Cemaatle kılınan namazlardan sonra bu tesbih ve duâları müezzinin iştirakiyle cemaat de hep birlikte yapar ki, fazilet ve sevabı bakımından daha güzel ve daha isabetlidir.
Namaz tesbihatının cemaat halinde yapılmasının sünnette yerinin olup olmadığına gelince, Resul-i Ekrem Efendimiz (asm) toplu halde yapılan zikir, duâ ve ibadetleri her seferinde teşvik etmiş; sahabîlerini toplu halde sohbet eder, zikreder ve ibadet eder halde görürse memnun olmuş ve onlara bazı müjdeler vermiştir.
Hz. Muâviye’nin rivâyetine göre, birgün Peygamberimiz (a.s.m.) sahabîlerden bir kısmının bir halka teşkil ederek oturduklarını gördü. Yanlarına vardı ve sordu:
“Ne maksatla bir araya gelip burada oturdunuz?”
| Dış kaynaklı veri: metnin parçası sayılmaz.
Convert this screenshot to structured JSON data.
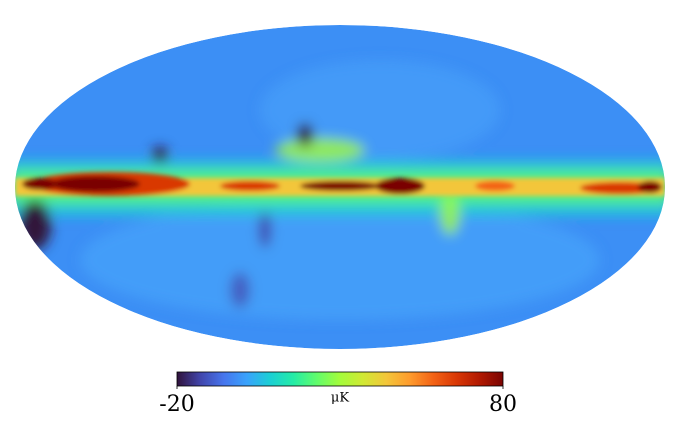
{
  "chart_data": {
    "type": "mollweide",
    "colormap": [
      "#30123b",
      "#4145ab",
      "#4675ed",
      "#39a2fc",
      "#1bcfd4",
      "#24eca6",
      "#61fc6c",
      "#a4fc3b",
      "#d1e834",
      "#f3c63a",
      "#fe9b2d",
      "#f36315",
      "#d93806",
      "#b11901",
      "#7a0402"
    ],
    "colorbar": {
      "label": "μK",
      "min": -20,
      "max": 80,
      "ticks": [
        -20,
        80
      ]
    }
  }
}
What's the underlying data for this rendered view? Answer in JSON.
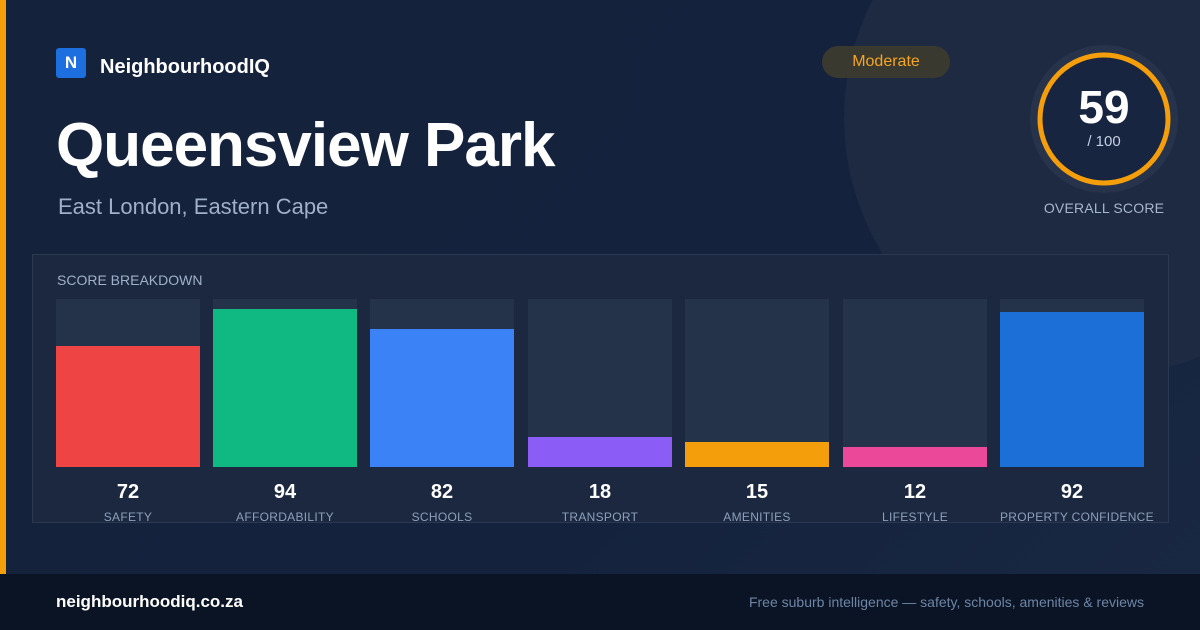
{
  "brand": {
    "logo_letter": "N",
    "name": "NeighbourhoodIQ"
  },
  "suburb": {
    "name": "Queensview Park",
    "location": "East London, Eastern Cape"
  },
  "badge": {
    "label": "Moderate",
    "color": "#f5a524"
  },
  "overall": {
    "score": "59",
    "max": "/ 100",
    "label": "OVERALL SCORE",
    "ring_color": "#f59e0b"
  },
  "breakdown": {
    "title": "SCORE BREAKDOWN",
    "items": [
      {
        "label": "SAFETY",
        "value": "72",
        "color": "#ef4444"
      },
      {
        "label": "AFFORDABILITY",
        "value": "94",
        "color": "#10b981"
      },
      {
        "label": "SCHOOLS",
        "value": "82",
        "color": "#3b82f6"
      },
      {
        "label": "TRANSPORT",
        "value": "18",
        "color": "#8b5cf6"
      },
      {
        "label": "AMENITIES",
        "value": "15",
        "color": "#f59e0b"
      },
      {
        "label": "LIFESTYLE",
        "value": "12",
        "color": "#ec4899"
      },
      {
        "label": "PROPERTY CONFIDENCE",
        "value": "92",
        "color": "#1d6fd8"
      }
    ]
  },
  "footer": {
    "domain": "neighbourhoodiq.co.za",
    "tagline": "Free suburb intelligence — safety, schools, amenities & reviews"
  }
}
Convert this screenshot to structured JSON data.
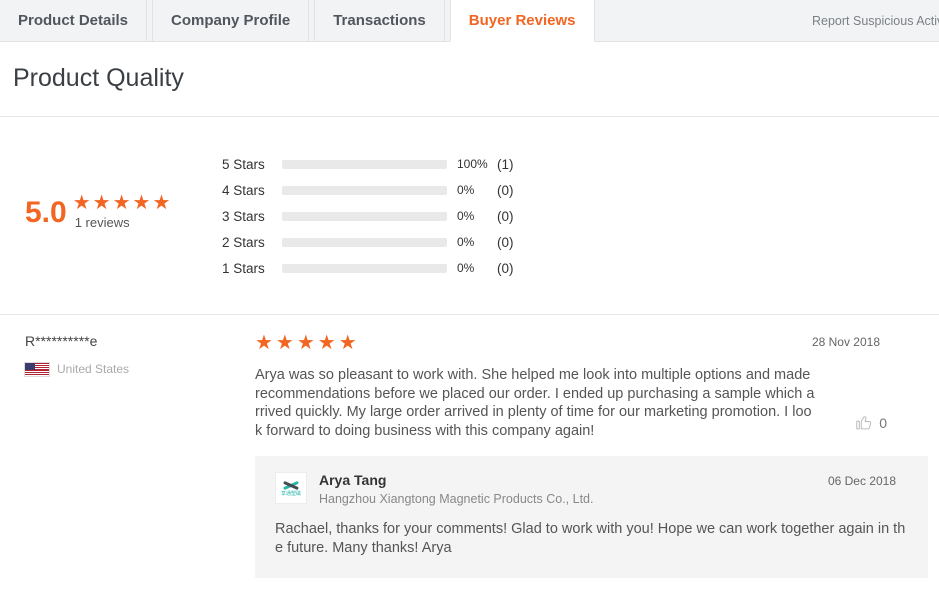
{
  "colors": {
    "accent": "#f26522",
    "bar_track": "#e9e9e9",
    "reply_bg": "#f4f4f4"
  },
  "tab_bar": {
    "tabs": [
      {
        "label": "Product Details",
        "active": false
      },
      {
        "label": "Company Profile",
        "active": false
      },
      {
        "label": "Transactions",
        "active": false
      },
      {
        "label": "Buyer Reviews",
        "active": true
      }
    ],
    "report_link": "Report Suspicious Activity"
  },
  "page": {
    "title": "Product Quality"
  },
  "summary": {
    "score": "5.0",
    "stars": "★★★★★",
    "reviews_count_label": "1 reviews"
  },
  "chart_data": {
    "type": "bar",
    "orientation": "horizontal",
    "categories": [
      "5 Stars",
      "4 Stars",
      "3 Stars",
      "2 Stars",
      "1 Stars"
    ],
    "values": [
      100,
      0,
      0,
      0,
      0
    ],
    "value_labels": [
      "100%",
      "0%",
      "0%",
      "0%",
      "0%"
    ],
    "count_labels": [
      "(1)",
      "(0)",
      "(0)",
      "(0)",
      "(0)"
    ],
    "xlim": [
      0,
      100
    ],
    "bar_color": "#f26522",
    "track_color": "#e9e9e9"
  },
  "rating_rows": [
    {
      "label": "5 Stars",
      "percent": "100%",
      "value": 100,
      "count": "(1)"
    },
    {
      "label": "4 Stars",
      "percent": "0%",
      "value": 0,
      "count": "(0)"
    },
    {
      "label": "3 Stars",
      "percent": "0%",
      "value": 0,
      "count": "(0)"
    },
    {
      "label": "2 Stars",
      "percent": "0%",
      "value": 0,
      "count": "(0)"
    },
    {
      "label": "1 Stars",
      "percent": "0%",
      "value": 0,
      "count": "(0)"
    }
  ],
  "review": {
    "author": "R**********e",
    "country": "United States",
    "stars": "★★★★★",
    "date": "28 Nov 2018",
    "text": "Arya was so pleasant to work with. She helped me look into multiple options and made recommendations before we placed our order. I ended up purchasing a sample which arrived quickly. My large order arrived in plenty of time for our marketing promotion. I look forward to doing business with this company again!",
    "helpful_count": "0"
  },
  "reply": {
    "author": "Arya Tang",
    "company": "Hangzhou Xiangtong Magnetic Products Co., Ltd.",
    "logo_text": "享通塑磁",
    "date": "06 Dec 2018",
    "text": "Rachael, thanks for your comments! Glad to work with you! Hope we can work together again in the future. Many thanks! Arya"
  }
}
Onlar, “Bize İslâm gibi bir din bahşeden ve bu yolla bizi imtihana tâbi tutan Allah’ı zikretmek ve ona hamdetmek için oturduk.” dediler.
Peygamberimiz (asm) bir defa daha sorup, onlardan yeminli bir cevap aldıktan sonra şöyle buyurdu:
“Sizi suçlamak için yemin ettirdiğimi sanmayın. Lâkin şu var ki; bana Cibril geldi, Aziz ve Celîl olan Allah’ın meleklerine karşı sizinle iftihar ettiğini haber verdi.”(Müslim, Zikir, 40.)
Görüldüğü gibi, Peygamber Efendimiz (asm), namazdan sonra olmasa da, herhangi bir vesileyle bir araya gelip zikir ve tesbihle meşgul olan mü’minleri bile medhetmiştir. Her ne kadar namaz tesbihatı Peygamberimizin (a.s.m.) zamanında cemaat halinde toplu olarak yapılmamış olsa dahi, daha sonraki müçtehid imamlar zamanından itibaren her namaz kılanın rahatlıkla yapabilmesi ve zikrin sevabından mahrum kalmaması için, cemaat halinde yapılmasının daha faydalı olacağı esas olarak benimsenmiştir.